Azure Databricks Jupyter Notebook Python 和 R 在一个单元格中

Question

I have some code (mostly not my original code), that I have running on my local PC Anaconda Jupyter Notebook environment.我有一些代码（大部分不是我的原始代码），我在本地 PC Anaconda Jupyter Notebook 环境上运行。 I need to scale up the processing so I am looking into Azure Databricks.我需要扩大处理范围，所以我正在研究 Azure Databricks。 There's one section of code that's running a Python loop but utilizes an R library (stats), then passes the data through an R model (tbats).有一段代码运行 Python 循环但使用 R 库 (stats)，然后通过 R model (tbats) 传递数据。 So one Jupyter Notebook cell runs python and R code.因此，一个 Jupyter Notebook 单元运行 python 和 R 代码。 Can this be done in Azure Databricks Notebooks as well?这也可以在 Azure Databricks 笔记本中完成吗？ I only found documentation that lets you change languages from cell to cell.我只找到了可以让您在不同单元格之间更改语言的文档。

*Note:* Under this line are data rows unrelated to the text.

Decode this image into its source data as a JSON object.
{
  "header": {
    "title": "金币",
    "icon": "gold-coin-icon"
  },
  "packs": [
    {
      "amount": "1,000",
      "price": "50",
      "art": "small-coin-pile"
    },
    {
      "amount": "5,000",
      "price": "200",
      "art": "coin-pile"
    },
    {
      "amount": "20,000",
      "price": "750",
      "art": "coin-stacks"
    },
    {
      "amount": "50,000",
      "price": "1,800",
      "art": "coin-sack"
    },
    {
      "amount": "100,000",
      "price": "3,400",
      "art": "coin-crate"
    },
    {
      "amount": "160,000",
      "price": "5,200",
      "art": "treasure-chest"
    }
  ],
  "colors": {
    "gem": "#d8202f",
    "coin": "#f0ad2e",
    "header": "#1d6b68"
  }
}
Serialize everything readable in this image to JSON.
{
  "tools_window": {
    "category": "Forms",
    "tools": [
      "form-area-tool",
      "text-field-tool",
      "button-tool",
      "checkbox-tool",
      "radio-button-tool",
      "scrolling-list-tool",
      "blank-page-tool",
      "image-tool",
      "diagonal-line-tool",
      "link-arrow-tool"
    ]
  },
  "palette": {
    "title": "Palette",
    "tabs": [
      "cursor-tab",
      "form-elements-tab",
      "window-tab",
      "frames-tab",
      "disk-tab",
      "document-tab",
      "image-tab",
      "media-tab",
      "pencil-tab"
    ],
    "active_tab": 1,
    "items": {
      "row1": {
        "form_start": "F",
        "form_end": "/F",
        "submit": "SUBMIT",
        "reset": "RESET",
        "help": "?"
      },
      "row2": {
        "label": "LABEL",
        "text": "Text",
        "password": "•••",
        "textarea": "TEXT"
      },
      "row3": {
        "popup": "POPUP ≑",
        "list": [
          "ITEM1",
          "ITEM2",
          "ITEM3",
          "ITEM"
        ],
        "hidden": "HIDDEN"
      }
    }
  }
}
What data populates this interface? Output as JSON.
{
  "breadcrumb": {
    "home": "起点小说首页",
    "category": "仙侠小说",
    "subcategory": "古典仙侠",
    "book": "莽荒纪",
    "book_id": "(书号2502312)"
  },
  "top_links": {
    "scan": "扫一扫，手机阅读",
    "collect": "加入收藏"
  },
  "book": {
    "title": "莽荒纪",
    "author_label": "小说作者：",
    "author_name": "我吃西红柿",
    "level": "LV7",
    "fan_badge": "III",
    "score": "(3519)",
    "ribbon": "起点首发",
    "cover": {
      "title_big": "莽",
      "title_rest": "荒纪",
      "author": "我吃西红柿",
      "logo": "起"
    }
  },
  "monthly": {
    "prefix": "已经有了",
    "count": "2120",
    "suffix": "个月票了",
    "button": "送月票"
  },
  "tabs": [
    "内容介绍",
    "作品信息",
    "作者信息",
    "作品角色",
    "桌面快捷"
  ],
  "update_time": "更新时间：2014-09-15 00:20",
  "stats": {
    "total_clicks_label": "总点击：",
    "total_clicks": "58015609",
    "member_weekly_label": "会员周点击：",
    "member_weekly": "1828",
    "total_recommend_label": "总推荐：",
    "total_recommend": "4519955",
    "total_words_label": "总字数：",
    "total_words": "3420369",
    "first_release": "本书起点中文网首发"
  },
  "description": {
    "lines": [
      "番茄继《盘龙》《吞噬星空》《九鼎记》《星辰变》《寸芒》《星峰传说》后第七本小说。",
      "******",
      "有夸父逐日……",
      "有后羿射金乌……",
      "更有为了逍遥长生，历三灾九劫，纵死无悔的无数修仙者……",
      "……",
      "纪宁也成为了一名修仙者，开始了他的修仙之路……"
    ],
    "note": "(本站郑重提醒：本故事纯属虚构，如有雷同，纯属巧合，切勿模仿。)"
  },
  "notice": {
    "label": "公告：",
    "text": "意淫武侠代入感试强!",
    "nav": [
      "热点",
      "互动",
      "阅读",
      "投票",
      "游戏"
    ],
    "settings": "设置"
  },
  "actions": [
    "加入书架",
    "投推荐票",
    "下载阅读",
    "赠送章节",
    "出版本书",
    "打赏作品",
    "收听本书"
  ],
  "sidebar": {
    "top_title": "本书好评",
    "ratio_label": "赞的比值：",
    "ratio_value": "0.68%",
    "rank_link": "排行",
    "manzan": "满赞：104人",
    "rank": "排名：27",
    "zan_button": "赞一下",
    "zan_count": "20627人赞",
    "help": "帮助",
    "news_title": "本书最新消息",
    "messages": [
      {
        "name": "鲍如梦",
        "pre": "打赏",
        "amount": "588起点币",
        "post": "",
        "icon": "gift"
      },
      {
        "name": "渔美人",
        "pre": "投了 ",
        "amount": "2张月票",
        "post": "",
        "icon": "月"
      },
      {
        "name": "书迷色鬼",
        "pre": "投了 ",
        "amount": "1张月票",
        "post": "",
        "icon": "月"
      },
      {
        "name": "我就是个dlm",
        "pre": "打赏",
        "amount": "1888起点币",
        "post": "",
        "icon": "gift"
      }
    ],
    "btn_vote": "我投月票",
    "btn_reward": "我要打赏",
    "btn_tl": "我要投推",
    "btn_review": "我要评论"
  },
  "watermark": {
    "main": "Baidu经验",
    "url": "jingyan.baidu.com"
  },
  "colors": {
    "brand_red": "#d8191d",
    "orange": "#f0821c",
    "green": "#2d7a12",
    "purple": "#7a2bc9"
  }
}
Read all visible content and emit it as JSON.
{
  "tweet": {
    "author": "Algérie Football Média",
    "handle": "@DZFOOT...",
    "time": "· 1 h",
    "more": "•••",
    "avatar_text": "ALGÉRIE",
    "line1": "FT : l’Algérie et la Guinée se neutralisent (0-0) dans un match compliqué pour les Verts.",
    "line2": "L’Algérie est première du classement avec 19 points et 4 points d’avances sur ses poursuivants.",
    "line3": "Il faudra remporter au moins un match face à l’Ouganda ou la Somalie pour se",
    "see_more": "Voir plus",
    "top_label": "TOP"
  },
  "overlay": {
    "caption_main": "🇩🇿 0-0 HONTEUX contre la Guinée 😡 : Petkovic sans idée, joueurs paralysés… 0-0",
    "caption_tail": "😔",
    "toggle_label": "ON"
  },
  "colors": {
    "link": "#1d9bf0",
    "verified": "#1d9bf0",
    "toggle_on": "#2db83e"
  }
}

In a previous cell I have:在之前的单元格中，我有：

%r libarary(stats)

So the library stats is imported (along with other R libraries).所以库统计信息被导入（连同其他 R 库）。 However when I run the code below, I get但是，当我运行下面的代码时，我得到

NameError: name 'stats' is not defined NameError: 名称 'stats' 未定义

I am wondering if it's the way Databricks wants you to tell the cell the language you're using (eg %r, %python, etc.).我想知道这是否是 Databricks 希望您告诉单元格您正在使用的语言（例如 %r、%python 等）的方式。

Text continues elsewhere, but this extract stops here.